On each episode of “Home Run Derby,” the winning slugger received $2,000, the loser received $1,000, and the contestants could earn a $500 bonus for hitting three homers in a row. That wasn’t small change. Killebrew had made just $9,000 from the Washington Senators the previous year and worked in a men’s clothing store during the offseason to help pay his bills.
In the first episode, Mays opened an 8-2 lead over Mickey Mantle.
“It was in December,” Mays recalled this spring. “I had been home, not doing much. My hands were tender, from not swinging a bat in three months, and they started bleeding. I didn’t hit another home run, and Mick beat me [9-8].

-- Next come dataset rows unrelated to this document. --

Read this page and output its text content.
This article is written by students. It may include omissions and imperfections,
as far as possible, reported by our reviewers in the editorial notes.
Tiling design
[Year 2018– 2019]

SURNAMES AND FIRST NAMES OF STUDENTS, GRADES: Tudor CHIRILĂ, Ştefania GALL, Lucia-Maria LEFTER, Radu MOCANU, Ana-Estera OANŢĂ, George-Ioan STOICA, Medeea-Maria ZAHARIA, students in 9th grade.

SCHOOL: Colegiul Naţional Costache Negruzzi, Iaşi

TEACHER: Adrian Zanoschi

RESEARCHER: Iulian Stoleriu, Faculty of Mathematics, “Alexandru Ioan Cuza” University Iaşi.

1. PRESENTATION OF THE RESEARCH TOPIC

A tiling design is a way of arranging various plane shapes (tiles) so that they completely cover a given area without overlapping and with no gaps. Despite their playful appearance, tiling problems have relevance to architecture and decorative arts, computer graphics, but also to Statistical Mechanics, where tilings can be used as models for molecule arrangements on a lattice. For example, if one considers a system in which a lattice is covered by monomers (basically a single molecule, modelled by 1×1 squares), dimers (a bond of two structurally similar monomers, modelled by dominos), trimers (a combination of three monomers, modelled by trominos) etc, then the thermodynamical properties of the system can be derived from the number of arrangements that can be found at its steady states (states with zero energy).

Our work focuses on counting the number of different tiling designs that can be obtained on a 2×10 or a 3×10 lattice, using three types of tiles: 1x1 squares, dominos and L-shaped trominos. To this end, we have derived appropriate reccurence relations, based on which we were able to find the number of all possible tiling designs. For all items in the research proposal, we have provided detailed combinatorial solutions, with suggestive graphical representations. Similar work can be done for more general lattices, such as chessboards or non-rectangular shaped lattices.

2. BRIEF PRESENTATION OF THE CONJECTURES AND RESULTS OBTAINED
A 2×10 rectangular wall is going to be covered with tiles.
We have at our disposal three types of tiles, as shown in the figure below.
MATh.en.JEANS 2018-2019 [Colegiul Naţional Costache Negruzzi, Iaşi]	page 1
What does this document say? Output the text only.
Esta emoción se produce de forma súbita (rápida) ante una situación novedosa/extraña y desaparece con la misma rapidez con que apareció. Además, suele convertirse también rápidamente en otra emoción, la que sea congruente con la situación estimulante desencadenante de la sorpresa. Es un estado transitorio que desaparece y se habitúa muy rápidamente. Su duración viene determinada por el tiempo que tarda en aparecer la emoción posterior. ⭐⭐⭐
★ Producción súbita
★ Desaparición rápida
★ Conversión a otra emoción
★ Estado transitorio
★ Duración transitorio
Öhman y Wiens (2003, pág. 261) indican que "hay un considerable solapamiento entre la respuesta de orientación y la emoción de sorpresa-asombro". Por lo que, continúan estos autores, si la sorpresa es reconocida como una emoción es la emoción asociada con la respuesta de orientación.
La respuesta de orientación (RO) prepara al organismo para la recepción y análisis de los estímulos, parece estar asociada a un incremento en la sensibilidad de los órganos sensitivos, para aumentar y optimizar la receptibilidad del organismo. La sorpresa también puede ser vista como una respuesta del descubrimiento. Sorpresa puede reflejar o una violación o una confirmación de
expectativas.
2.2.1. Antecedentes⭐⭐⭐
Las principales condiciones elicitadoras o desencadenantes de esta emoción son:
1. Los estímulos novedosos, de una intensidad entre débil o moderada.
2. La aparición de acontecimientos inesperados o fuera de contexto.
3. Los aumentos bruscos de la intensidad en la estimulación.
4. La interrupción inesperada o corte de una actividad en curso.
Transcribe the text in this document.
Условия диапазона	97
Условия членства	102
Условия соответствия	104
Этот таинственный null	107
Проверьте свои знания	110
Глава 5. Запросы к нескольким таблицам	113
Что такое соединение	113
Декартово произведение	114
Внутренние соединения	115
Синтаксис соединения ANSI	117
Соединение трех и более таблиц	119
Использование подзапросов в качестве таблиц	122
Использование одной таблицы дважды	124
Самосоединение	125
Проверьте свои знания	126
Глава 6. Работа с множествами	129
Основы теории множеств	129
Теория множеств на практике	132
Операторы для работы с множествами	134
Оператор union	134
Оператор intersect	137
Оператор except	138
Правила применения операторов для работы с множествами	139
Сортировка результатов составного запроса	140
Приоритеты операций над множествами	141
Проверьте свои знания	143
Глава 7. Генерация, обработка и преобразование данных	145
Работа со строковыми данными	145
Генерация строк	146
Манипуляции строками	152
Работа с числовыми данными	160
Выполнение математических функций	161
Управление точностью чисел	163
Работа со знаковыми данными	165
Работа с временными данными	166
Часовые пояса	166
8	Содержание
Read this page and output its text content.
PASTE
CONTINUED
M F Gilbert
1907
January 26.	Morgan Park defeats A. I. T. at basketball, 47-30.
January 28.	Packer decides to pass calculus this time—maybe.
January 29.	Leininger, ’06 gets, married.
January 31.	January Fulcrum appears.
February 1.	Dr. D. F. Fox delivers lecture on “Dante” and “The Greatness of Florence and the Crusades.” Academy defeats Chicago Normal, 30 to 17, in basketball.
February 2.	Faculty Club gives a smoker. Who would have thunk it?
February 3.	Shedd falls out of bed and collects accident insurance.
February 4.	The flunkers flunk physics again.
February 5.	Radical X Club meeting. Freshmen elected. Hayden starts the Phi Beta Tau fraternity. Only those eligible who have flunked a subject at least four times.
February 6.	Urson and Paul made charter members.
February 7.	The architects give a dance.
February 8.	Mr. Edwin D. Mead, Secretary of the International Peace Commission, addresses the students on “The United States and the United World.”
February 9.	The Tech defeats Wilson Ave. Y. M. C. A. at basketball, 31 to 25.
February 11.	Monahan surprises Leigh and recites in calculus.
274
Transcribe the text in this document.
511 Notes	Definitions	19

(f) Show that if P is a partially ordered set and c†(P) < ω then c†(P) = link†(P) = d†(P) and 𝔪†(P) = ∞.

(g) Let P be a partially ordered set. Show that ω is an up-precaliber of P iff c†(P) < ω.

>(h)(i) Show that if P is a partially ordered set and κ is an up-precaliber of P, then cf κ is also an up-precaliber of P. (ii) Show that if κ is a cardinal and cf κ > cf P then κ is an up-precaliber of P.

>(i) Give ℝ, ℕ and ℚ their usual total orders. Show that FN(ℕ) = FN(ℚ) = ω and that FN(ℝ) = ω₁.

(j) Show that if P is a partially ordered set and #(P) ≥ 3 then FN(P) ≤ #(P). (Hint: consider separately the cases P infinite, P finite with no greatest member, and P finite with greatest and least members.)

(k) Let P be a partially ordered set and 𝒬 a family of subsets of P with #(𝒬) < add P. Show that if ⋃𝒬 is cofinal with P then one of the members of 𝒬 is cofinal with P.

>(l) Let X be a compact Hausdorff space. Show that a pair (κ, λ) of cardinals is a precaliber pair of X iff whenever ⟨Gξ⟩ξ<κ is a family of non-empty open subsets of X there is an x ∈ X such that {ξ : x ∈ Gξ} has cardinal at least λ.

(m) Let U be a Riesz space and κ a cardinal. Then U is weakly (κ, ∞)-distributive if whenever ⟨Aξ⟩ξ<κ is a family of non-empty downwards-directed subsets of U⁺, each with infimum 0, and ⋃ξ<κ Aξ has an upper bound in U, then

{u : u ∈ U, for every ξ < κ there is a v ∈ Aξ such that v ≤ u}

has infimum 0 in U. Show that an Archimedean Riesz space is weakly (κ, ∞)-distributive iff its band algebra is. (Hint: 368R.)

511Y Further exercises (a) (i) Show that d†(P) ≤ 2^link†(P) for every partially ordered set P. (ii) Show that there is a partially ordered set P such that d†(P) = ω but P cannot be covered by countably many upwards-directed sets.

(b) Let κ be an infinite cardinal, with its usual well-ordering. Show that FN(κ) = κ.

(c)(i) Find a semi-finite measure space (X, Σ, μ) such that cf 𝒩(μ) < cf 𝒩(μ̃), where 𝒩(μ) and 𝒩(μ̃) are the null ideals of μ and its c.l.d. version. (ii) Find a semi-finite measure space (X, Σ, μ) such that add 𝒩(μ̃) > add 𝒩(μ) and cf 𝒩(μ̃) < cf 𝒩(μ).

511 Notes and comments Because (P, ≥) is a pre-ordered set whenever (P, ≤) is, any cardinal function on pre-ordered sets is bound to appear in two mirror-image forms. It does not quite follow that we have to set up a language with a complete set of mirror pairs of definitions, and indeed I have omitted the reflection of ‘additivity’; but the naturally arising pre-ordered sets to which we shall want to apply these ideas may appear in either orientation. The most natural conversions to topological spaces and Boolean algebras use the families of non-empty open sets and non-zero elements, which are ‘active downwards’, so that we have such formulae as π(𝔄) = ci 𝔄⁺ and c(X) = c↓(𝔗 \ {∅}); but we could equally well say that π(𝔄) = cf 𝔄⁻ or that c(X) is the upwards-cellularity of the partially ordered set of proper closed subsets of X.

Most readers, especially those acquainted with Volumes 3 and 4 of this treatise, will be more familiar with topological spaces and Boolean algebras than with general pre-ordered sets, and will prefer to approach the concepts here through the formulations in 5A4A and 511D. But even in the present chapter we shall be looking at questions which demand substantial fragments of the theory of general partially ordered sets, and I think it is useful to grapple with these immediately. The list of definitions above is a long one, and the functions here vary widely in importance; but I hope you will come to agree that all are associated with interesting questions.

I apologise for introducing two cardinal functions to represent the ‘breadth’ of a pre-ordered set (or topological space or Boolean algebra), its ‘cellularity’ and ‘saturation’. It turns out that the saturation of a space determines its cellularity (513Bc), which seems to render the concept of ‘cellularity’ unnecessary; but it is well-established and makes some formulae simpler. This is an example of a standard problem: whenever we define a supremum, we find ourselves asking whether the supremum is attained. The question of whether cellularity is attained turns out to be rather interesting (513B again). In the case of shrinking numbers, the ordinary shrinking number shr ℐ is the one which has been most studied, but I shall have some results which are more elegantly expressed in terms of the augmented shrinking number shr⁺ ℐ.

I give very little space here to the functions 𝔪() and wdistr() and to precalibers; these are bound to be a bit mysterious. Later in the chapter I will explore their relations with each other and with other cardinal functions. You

“After that, I went and put resin on my hands, and pickle juice, to toughen them up. I beat your guys from Minnesota [eventual Twins Bob Allison, Killebrew and Jim Lemon]. About then, the sponsor came to me and said, ‘Willie, we’re running out of money. We can’t pay you what we’re supposed to.’ That didn’t sound too good to me. I wound up losing to [Gil Hodges].”
Aaron finished with the best record (6-1) and the most prize money — $13,500. The 26 episodes aired from January to July 1960. Mark Scott, who calmly interviewed the contestants between their at-bats, died of a heart attack that same summer at age 45. Rather than replace him, the producers canceled the show, but it lived on during rain delays for years and can still be found on iTunes.
“I remember watching ‘Home Run Derby’ with Killer and Hank Aaron and all those guys, and that was pretty fun as a kid, growing up,” Brunansky said. “But we’d never really done [home run contests] much. You’d have your rounds where you’d do it during batting practice, but the concept was relatively new [in 1985].”